For 47 years, Pulos has been a barber at this location, shaving and cutting in a two-chair shop on a quiet neighborhood street in Sugar House. When he started out, he had a business partner, Tom Wilcox. Together, they came up with the name, "Chop Shop." Young Sign Company built the neon sign from a design Wilcox and Pulos chose together.
"He's looking up at the grass now," says Pulos of Wilcox. "Long time." Over the decades, Pulos let the other chair to other barbers. But now, and for the past couple of years, he has been alone.

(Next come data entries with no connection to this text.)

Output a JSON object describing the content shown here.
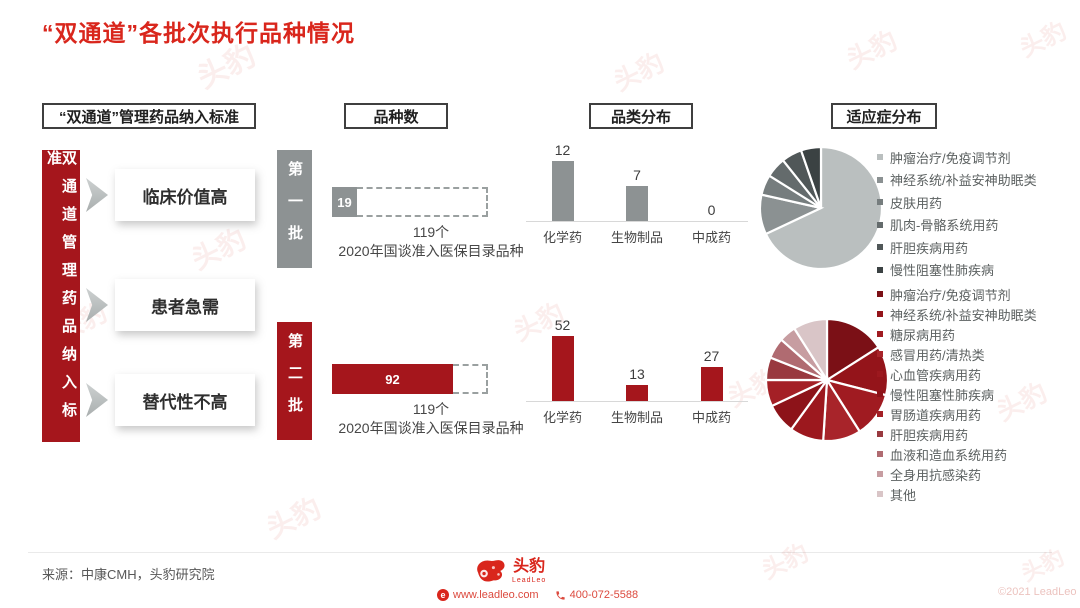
{
  "page": {
    "title": "“双通道”各批次执行品种情况"
  },
  "colors": {
    "brand_red": "#d9261c",
    "dark_red": "#a5161c",
    "gray": "#8d9293"
  },
  "headers": {
    "criteria": "“双通道”管理药品纳入标准",
    "variety_count": "品种数",
    "category_dist": "品类分布",
    "indication_dist": "适应症分布"
  },
  "criteria": {
    "vertical_label": "双通道管理药品纳入标准",
    "items": [
      "临床价值高",
      "患者急需",
      "替代性不高"
    ]
  },
  "batches": {
    "first": "第一批",
    "second": "第二批"
  },
  "chart_data": [
    {
      "id": "batch1-variety-count",
      "type": "bar",
      "style": "progress",
      "title": "品种数（第一批）",
      "value": 19,
      "max": 119,
      "max_label": "119个",
      "note": "2020年国谈准入医保目录品种",
      "color": "#8d9293"
    },
    {
      "id": "batch2-variety-count",
      "type": "bar",
      "style": "progress",
      "title": "品种数（第二批）",
      "value": 92,
      "max": 119,
      "max_label": "119个",
      "note": "2020年国谈准入医保目录品种",
      "color": "#a5161c"
    },
    {
      "id": "batch1-category",
      "type": "bar",
      "title": "品类分布（第一批）",
      "categories": [
        "化学药",
        "生物制品",
        "中成药"
      ],
      "values": [
        12,
        7,
        0
      ],
      "ylim": [
        0,
        12
      ],
      "color": "#8d9293",
      "grid": false
    },
    {
      "id": "batch2-category",
      "type": "bar",
      "title": "品类分布（第二批）",
      "categories": [
        "化学药",
        "生物制品",
        "中成药"
      ],
      "values": [
        52,
        13,
        27
      ],
      "ylim": [
        0,
        52
      ],
      "color": "#a5161c",
      "grid": false
    },
    {
      "id": "batch1-indication",
      "type": "pie",
      "title": "适应症分布（第一批）",
      "value_unit": "percent_estimated_from_pie",
      "labels": [
        "肿瘤治疗/免疫调节剂",
        "神经系统/补益安神助眠类",
        "皮肤用药",
        "肌肉-骨骼系统用药",
        "肝胆疾病用药",
        "慢性阻塞性肺疾病"
      ],
      "values": [
        68,
        10.5,
        5.4,
        5.4,
        5.4,
        5.3
      ],
      "colors": [
        "#babfbf",
        "#8b9192",
        "#767d7e",
        "#646b6c",
        "#505758",
        "#3b4243"
      ],
      "legend_position": "right"
    },
    {
      "id": "batch2-indication",
      "type": "pie",
      "title": "适应症分布（第二批）",
      "value_unit": "percent_estimated_from_pie",
      "labels": [
        "肿瘤治疗/免疫调节剂",
        "神经系统/补益安神助眠类",
        "糖尿病用药",
        "感冒用药/清热类",
        "心血管疾病用药",
        "慢性阻塞性肺疾病",
        "胃肠道疾病用药",
        "肝胆疾病用药",
        "血液和造血系统用药",
        "全身用抗感染药",
        "其他"
      ],
      "values": [
        16,
        13,
        12,
        10,
        9,
        8,
        7,
        6,
        5.5,
        4.5,
        9
      ],
      "colors": [
        "#7b1016",
        "#94141a",
        "#a01b21",
        "#a8242a",
        "#9c181e",
        "#8d1319",
        "#a42026",
        "#99393f",
        "#b06b71",
        "#c79da1",
        "#d9c5c7"
      ],
      "legend_position": "right"
    }
  ],
  "footer": {
    "source": "来源：中康CMH，头豹研究院",
    "logo_text": "头豹",
    "logo_subtext": "LeadLeo",
    "website": "www.leadleo.com",
    "phone": "400-072-5588",
    "copyright": "©2021 LeadLeo"
  },
  "watermark": {
    "glyph": "头豹"
  }
}
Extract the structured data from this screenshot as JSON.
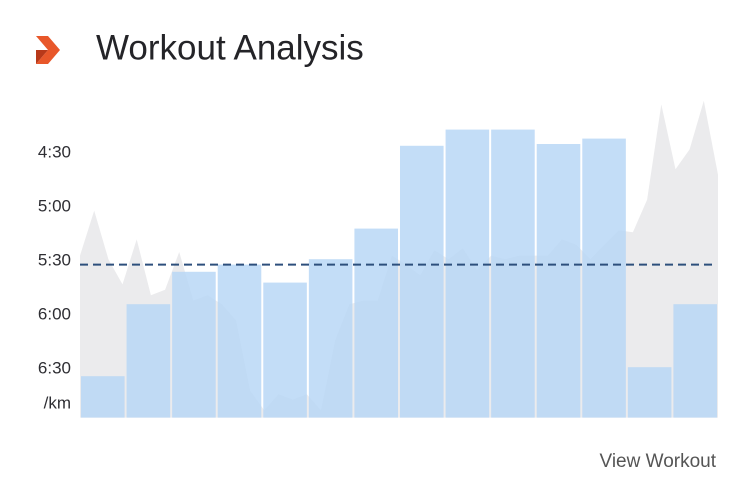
{
  "chart_data": {
    "type": "bar",
    "title": "Workout Analysis",
    "ylabel": "/km",
    "categories": [
      null,
      null,
      null,
      null,
      null,
      null,
      null,
      null,
      null,
      null,
      null,
      null,
      null,
      null
    ],
    "values": [
      394,
      354,
      336,
      332,
      342,
      329,
      312,
      266,
      257,
      257,
      265,
      262,
      389,
      354
    ],
    "color": "#b6d5f5",
    "ylim": [
      417,
      240
    ],
    "yticks": [
      {
        "value": 270,
        "label": "4:30"
      },
      {
        "value": 300,
        "label": "5:00"
      },
      {
        "value": 330,
        "label": "5:30"
      },
      {
        "value": 360,
        "label": "6:00"
      },
      {
        "value": 390,
        "label": "6:30"
      }
    ],
    "average": 332,
    "average_color": "#2d4f7c",
    "area": {
      "color": "#ebebed",
      "values": [
        327,
        302,
        329,
        343,
        318,
        349,
        346,
        325,
        352,
        349,
        354,
        363,
        402,
        413,
        404,
        407,
        404,
        413,
        374,
        354,
        352,
        352,
        327,
        332,
        338,
        324,
        329,
        323,
        335,
        327,
        329,
        327,
        327,
        327,
        318,
        321,
        329,
        321,
        313,
        314,
        296,
        243,
        279,
        268,
        241,
        282
      ]
    }
  },
  "link": "View Workout"
}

These days, the Chop Shop hours are 8:15 a.m. to noon on Tuesdays, Wednesdays, Fridays and Saturdays. On Thursdays Pulos plays golf. Of course, he notes, a lot of people his age golf every day. But he's kept on barbering.
He says that when he wakes up in the morning, he likes having someplace he has to be. Also, he says, his customers are the nicest people in the world.
Take Ron Coleby, for example. Coleby is a pleasant man with a British accent, and he and Pulos have a 36-year history. Today, when Coleby walks into the Chop Shop, his hair doesn't look all that long. Still, he says it's been five weeks since his hair was cut last, adding, "I'm tripping over it."
It takes Pulos 10 minutes, total, to cut Coleby's hair. "I know just how he wants it," Pulos says as he snips. "He wants it long and black and curly." Of course Coleby's hair is white and straight, and by the time Pulos is done, it's pretty short as well.
When he's finished cutting, Pulos flips the barber chair around and Coleby nods at his reflection in the mirror, and then Pulos fits a vibrator over his fingers and gives Coleby a neck massage. "Most of my customers come in for the massage. I throw in a haircut for free."